Open windmueller opened 6 years ago
Okay, I found the cause of this issue. QuickBlobCharsetDetector
uses the first 8.000 bytes which is not enough for some of our classes. If the first 8.000 bytes are ASCII but somewhere in the rest of the file a character in ISO-8859-1 is present, the detector will return UTF-8.
I "fixed" this by changing the charset order in the detector, but that is definitely not useful for other repositories.
BTW, sbt assembly
reports failed tests on the unchanged master, is this normal?
BTW, sbt assembly reports failed tests on the unchanged master, is this normal?
@stovocor Nope, master
build is passing for me and on Travis.
Which commit are you building, using which command and what is the test-failure output?

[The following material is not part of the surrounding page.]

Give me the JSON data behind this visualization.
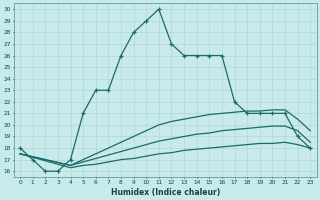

Which commit are you building,
Commit 94225fdc6dfea01bc1de7517f5edc4c7ac81d7fd (Tag v1.12.16)
using which command
% sbt assembly
and what is the test-failure output?
[info] Size formatter [info] - should correctly format FAILED [info] "1[,]0 KB" was not equal to "1[.]0 KB" (ByteSizeSpecs.scala:55)
I attached the complete output.
It looks like the test case depends on the current locale (German in my case).
Tests don't like your locale. Try again with LANG=en_US.UTF-8
.
That works as expected. However, in my opinion the test case should be agnostic to the locale environment.
For those who struggle with CRLF / LF processing, you might want to use my build of BFG: https://github.com/vlsi/bfg-repo-cleaner/releases/tag/v1.14.0-vlsi
I have implemented CRLF / LF normalization which works for me and does not require to have a single encoding across all files in the repository.
We are in the process of shrinking a large repository while also replacing CRLF line feeds. For this, we use the text replacement option:
$ java -jar bfg-1.12.16.jar --no-blob-protection --replace-text replacements.txt repo
The replacements file contains a single line:
regex:\r(\n)==>$1
However, this has a side effect that the encoding of some files is changed. For example, a file in the original repository is reported as
ISO-8859 text, with CRLF line terminators
by the Unix file command, while the "cleaned" repository contains the file as
UTF-8 Unicode text
A hexdump confirms that the encoding has indeed changed. Providing the option
-Dfile.encoding=ISO-8859-1
does not change anything.